Bioconductor is an open source, open development software project to provide tools for the analysis and comprehension of high-throughput genomic data. It is based primarily on the R programming language.

The Bioconductor release version is updated twice each year, and is appropriate for most users. There is also a development version, to which new features and packages are added prior to incorporation in the release. A large number of meta-data packages provide pathway, organism, microarray and other annotations.

The Bioconductor project started in 2001 and is overseen by a core team, based primarily at the Fred Hutchinson Cancer Research Center, and by other members coming from US and international institutions. It gained widespread exposure in a 2004 Genome Biology paper.

Bioconductor Packages

Most Bioconductor components are distributed as R packages. The functional scope of Bioconductor packages includes the analysis of DNA microarray, sequence, flow, SNP, and other data.

Project Goals

The broad goals of the Bioconductor project are:

• To provide widespread access to a broad range of powerful statistical and graphical methods for the analysis of genomic data.
• To facilitate the inclusion of biological metadata in the analysis of genomic data, e.g. literature data from PubMed, annotation data from Entrez genes.
• To provide a common software platform that enables the rapid development and deployment of extensible, scalable, and interoperable software.
• To further scientific understanding by producing high-quality documentation and reproducible research.
• To train researchers on computational and statistical methods for the analysis of genomic data.

Main Project Features

• The R Project for Statistical Computing. Using R provides a broad range of advantages to the Bioconductor project, including:

  • A high-level interpreted language to easily and quickly prototype new computational methods.
  • A well established system for packaging together software with documentation.
  • An object-oriented framework for addressing the diversity and complexity of computational biology and bioinformatics problems.
  • Access to on-line computational biology and bioinformatics data.
  • Support for rich statistical simulation and modeling activities.
  • Cutting edge data and model visualization capabilities.
  • Active development by a dedicated team of researchers with a strong commitment to good documentation and software design.

• Documentation and reproducible research. Each Bioconductor package contains one or more vignettes, documents that provide a textual, task-oriented description of the package's functionality. Vignettes come in several forms. Many are "HowTo"s that demonstrate how a particular task can be accomplished with that package's software. Others provide a more thorough overview of the package or discuss general issues related to the package.

• Statistical and graphical methods. The Bioconductor project provides access to powerful statistical and graphical methods for the analysis of genomic data. Analysis packages address workflows for analysis of oligonucleotide arrays, sequence analysis, flow cytometry. and other high-throughput genomic data. The R package system itself provides implementations for a broad range of state-of-the-art statistical and graphical techniques, including linear and non-linear modeling, cluster analysis, prediction, resampling, survival analysis, and time-series analysis.
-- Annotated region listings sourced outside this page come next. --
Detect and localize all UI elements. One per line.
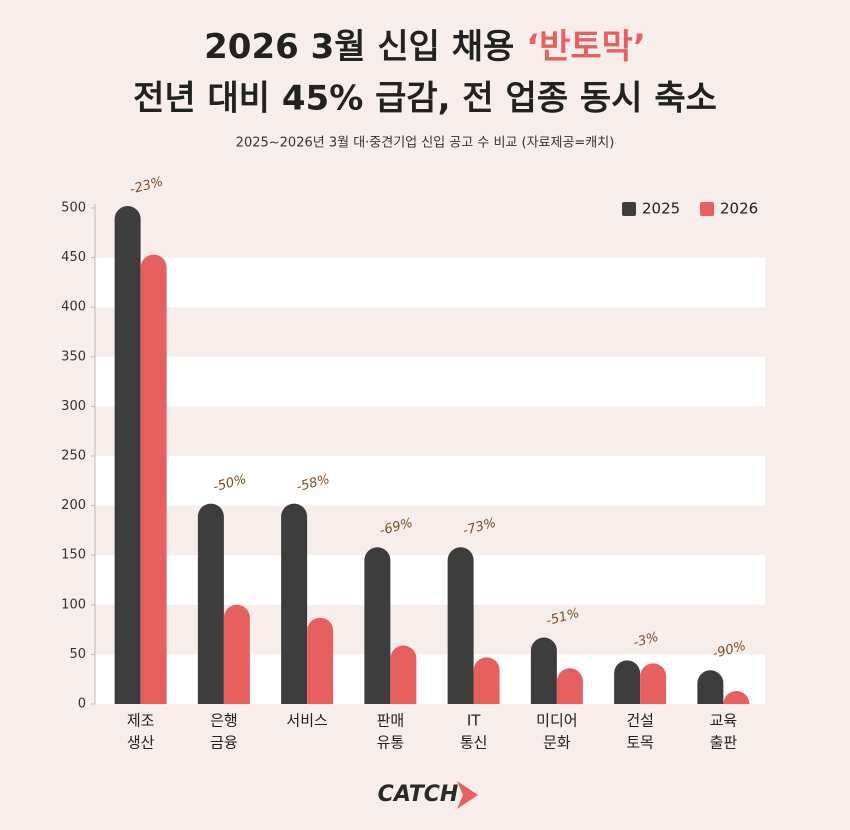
- x-tick-label: 제조: [127, 712, 155, 730]
- y-tick-label: 500: [61, 201, 86, 216]
- x-tick-label: 유통: [377, 734, 405, 752]
- y-tick-label: 100: [61, 597, 86, 612]
- bar: [614, 660, 641, 704]
- logo-arrow: [457, 781, 478, 809]
- x-tick-label: 미디어: [536, 712, 577, 730]
- x-tick-label: 생산: [127, 734, 155, 752]
- bar: [114, 206, 141, 705]
- y-tick-label: 250: [61, 449, 86, 464]
- legend-swatch: [622, 202, 636, 216]
- x-tick-label: 서비스: [286, 712, 328, 730]
- y-tick-label: 0: [78, 697, 86, 712]
- title-highlight: ‘반토막’: [526, 27, 646, 67]
- y-tick-label: 350: [61, 349, 86, 364]
- chart-title-line2: 전년 대비 45% 급감, 전 업종 동시 축소: [133, 79, 717, 119]
- logo: CATCH: [378, 781, 478, 809]
- chart-title: 2026 3월 신입 채용 ‘반토막’: [204, 27, 646, 67]
- bar: [530, 637, 557, 704]
- x-tick-label: 출판: [710, 734, 738, 752]
- bar: [307, 617, 334, 704]
- legend-swatch: [700, 202, 714, 216]
- bar: [197, 503, 224, 704]
- legend-label: 2025: [642, 200, 680, 218]
- bar: [390, 645, 417, 704]
- y-tick-label: 200: [61, 498, 86, 513]
- legend-label: 2026: [720, 200, 758, 218]
- y-tick-label: 50: [69, 647, 86, 662]
- x-tick-label: 교육: [710, 712, 738, 730]
- y-tick-label: 300: [61, 399, 86, 414]
- x-tick-label: 토목: [626, 734, 654, 752]
- grid-band: [95, 555, 765, 605]
- x-tick-label: 통신: [460, 734, 488, 752]
- x-tick-label: 판매: [377, 712, 405, 730]
- y-tick-label: 400: [61, 300, 86, 315]
- y-tick-label: 150: [61, 548, 86, 563]
- logo-text: CATCH: [378, 782, 459, 807]
- bar: [697, 670, 724, 704]
- title-text: 2026 3월 신입 채용: [204, 27, 514, 67]
- x-tick-label: 건설: [626, 712, 654, 730]
- bar: [640, 663, 667, 704]
- bar: [556, 668, 583, 704]
- annotation: -3%: [632, 630, 660, 651]
- x-tick-label: 은행: [210, 712, 238, 730]
- bar: [473, 657, 500, 704]
- grid-band: [95, 356, 765, 407]
- bar: [223, 604, 250, 704]
- x-tick-label: 문화: [543, 734, 571, 752]
- bar: [140, 254, 167, 704]
- x-tick-label: 금융: [210, 734, 238, 752]
- grid-band: [95, 456, 765, 506]
- bar: [281, 503, 308, 704]
- chart-subtitle: 2025~2026년 3월 대·중견기업 신입 공고 수 비교 (자료제공=캐치…: [236, 136, 615, 151]
- bar: [364, 547, 391, 704]
- bar: [447, 547, 474, 704]
- y-tick-label: 450: [61, 250, 86, 265]
- x-tick-label: IT: [467, 712, 481, 730]
- grid-band: [95, 257, 765, 308]
- bar: [723, 690, 750, 704]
• Annotation. The Bioconductor project provides software for associating microarray and other genomic data in real time with biological metadata from web databases such as GenBank, Entrez genes and PubMed (annotate package). Functions are also provided for incorporating the results of statistical analysis in HTML reports with links to annotation web resources. Software tools are available for assembling and processing genomic annotation data, from databases such as GenBank, the Gene Ontology Consortium, Entrez genes, UniGene, the UCSC Human Genome Project (AnnotationDbi package). Annotation data packages are distributed to provide mappings between different probe identifiers (e.g. Affy IDs, Entrez genes, PubMed). Customized annotation libraries can also be assembled.
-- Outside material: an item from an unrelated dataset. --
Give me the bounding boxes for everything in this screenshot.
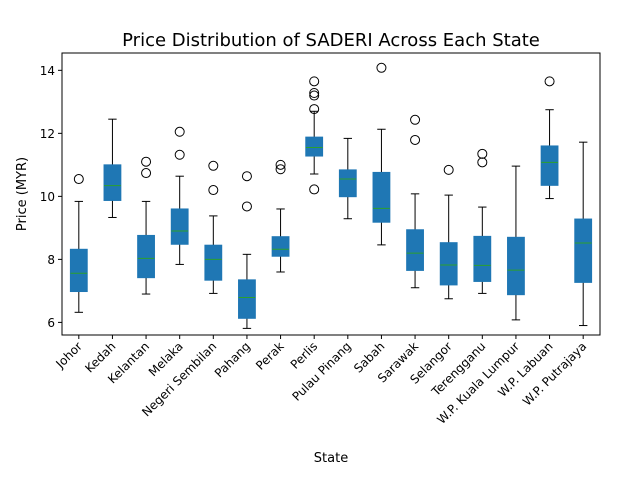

• Bioconductor short courses. The Bioconductor project has developed a program of short courses on software and statistical methods for the analysis of genomic data. Courses have been given for audiences with backgrounds in either biology or statistics. All course materials (lectures and computer labs) are available on this site.

• Open source. The Bioconductor project has a commitment to full open source discipline, with distribution via a public subversion (version control) server. All contributions exist under an open source license such as Artistic 2.0, GPL2, or BSD. There are many different reasons why open source software is beneficial to the analysis of microarray data and to computational biology in general. The reasons include:

  • To provide full access to algorithms and their implementation
  • To facilitate software improvements through bug fixing and software extension
  • To encourage good scientific computing and statistical practice by providing appropriate tools and instruction
  • To provide a workbench of tools that allow researchers to explore and expand the methods used to analyze biological data
  • To ensure that the international scientific community is the owner of the software tools needed to carry out research
  • To lead and encourage commercial support and development of those tools that are successful
  • To promote reproducible research by providing open and accessible tools with which to carry out that research (reproducible research is distinct from independent verification)

• Open development. Users are encouraged to become developers, either by contributing Bioconductor compliant packages or documentation. Additionally Bioconductor provides a mechanism for linking together different groups with common goals to foster collaboration on software, often at the level of shared development.